EMANUEL: Harold, your thoughts?

FORD: I'm not bothered by how people choose to celebrate the Fourth. I don't know of anyone who doesn't celebrate the Fourth. I've tried to instill in my children the basics of our nation, which is we are great, we are young, and we strive to be more perfect every single day. And I hope that all of us try to do that. The rhythm and energy of our country is always moving forward and always trying to seek higher ground. And that's what we all should be striving for.

EMANUEL: Trey, bring us home on this Independence Day controversy.

GOWDY: The truth doesn't change. But I celebrate the fact that I live in a country that acknowledges there is a truth and is in pursuit of a more perfect union. The truth is Harold Ford and I have been intrinsically equal from the day we are born, for all of time. I celebrate a country that values truth and wants to pursue a more perfect whine. That is worth celebrating, flaws and all.

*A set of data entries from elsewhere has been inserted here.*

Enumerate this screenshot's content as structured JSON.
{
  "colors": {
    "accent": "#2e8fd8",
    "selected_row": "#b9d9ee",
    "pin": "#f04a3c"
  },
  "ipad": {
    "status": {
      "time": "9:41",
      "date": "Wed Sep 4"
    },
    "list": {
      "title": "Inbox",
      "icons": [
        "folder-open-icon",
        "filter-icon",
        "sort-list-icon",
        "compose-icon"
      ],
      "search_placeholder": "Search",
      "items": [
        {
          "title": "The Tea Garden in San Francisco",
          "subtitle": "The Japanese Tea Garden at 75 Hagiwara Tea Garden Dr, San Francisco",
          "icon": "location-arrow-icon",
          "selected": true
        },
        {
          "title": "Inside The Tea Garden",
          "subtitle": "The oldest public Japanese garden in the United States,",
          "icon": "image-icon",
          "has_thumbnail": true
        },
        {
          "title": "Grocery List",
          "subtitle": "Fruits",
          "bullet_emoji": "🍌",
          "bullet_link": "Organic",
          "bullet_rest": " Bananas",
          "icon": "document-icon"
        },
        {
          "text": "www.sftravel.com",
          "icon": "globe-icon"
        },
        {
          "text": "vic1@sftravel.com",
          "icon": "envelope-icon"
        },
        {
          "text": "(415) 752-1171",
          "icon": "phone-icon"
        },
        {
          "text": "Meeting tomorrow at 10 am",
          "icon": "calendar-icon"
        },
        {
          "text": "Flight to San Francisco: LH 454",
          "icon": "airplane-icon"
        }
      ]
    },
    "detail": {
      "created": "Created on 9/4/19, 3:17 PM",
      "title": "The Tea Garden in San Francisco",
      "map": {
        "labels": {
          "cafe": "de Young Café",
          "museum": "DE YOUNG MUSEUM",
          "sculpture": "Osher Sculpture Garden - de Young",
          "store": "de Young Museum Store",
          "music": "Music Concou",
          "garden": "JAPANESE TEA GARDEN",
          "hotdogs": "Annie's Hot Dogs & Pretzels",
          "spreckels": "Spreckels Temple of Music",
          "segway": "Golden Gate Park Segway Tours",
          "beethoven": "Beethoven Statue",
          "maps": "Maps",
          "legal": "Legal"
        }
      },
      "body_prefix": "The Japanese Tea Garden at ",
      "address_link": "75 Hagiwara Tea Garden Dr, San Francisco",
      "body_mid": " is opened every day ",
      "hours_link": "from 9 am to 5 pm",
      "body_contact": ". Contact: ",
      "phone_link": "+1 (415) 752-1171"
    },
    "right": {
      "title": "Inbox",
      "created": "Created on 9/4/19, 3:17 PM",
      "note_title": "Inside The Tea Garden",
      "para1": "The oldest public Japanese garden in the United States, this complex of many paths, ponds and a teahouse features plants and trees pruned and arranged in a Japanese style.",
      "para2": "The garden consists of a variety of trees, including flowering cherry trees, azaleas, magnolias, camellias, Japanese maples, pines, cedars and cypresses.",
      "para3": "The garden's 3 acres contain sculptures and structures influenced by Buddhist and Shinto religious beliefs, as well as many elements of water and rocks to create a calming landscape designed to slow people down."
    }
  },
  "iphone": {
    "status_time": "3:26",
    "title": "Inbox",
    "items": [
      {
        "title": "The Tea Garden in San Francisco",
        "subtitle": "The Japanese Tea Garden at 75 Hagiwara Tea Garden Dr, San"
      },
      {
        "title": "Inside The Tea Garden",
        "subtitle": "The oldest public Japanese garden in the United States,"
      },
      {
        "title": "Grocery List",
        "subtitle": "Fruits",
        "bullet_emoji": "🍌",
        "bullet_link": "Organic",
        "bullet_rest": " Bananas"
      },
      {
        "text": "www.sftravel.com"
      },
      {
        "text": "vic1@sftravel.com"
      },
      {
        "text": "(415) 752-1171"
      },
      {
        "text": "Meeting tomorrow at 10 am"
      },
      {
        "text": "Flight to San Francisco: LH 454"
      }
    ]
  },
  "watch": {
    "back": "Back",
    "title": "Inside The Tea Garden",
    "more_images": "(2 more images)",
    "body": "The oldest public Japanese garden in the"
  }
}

EMANUEL: Amen to that. So we had a cabinet secretary and two members of Congress, and you guys still kept it tight. Thank you so much.

When we come back, tomorrow's headlines.

(COMMERCIAL BREAK)

EMANUEL: Finally tonight, the panel gives us a look at tomorrow's headlines tonight. Bill Bennett, please lead us off.

BENNETT: Right. For the first time, 35 percent of Americans age 18 to 24 have no pride or not pride at all in being American, 35 percent say they are proud or very proud, and another 30 percent aren't sure where they are. That's a record low in terms of pride in America for the young generation. We have work to do. I say that not just as a former secretary of education, but as a father and now a grandfather. We've a lot of work to do. We've got a lot of fixing to do.

EMANUEL: Harold Ford, Jr., you're up.

FORD: I agree with Secretary Bennett, and I might add U.S. women beat Mexico four-nothing tonight. The women should teach the men how to play soccer.

But my headline is Phoenix and Milwaukee, the first in a long time, a LeBron-less and Steph-less final. I'm looking for a seven-game series. Go NBA.

EMANUEL: You have a pick?

FORD: I like Chris Paul. I wouldn't mind seeing him win one, but I like the Bucks. So no real dog in the fight. I just want seven-games.

EMANUEL: All right, Trey Gowdy?

GOWDY: Republican National Committee buys airtime for Congresswoman Cori Bush so she can address the nation and talk for as long as she wants to.

EMANUEL: Gentlemen, sorry we had to cut it a little short with the breaking news out of Florida, but thanks so much for your time and your analysis.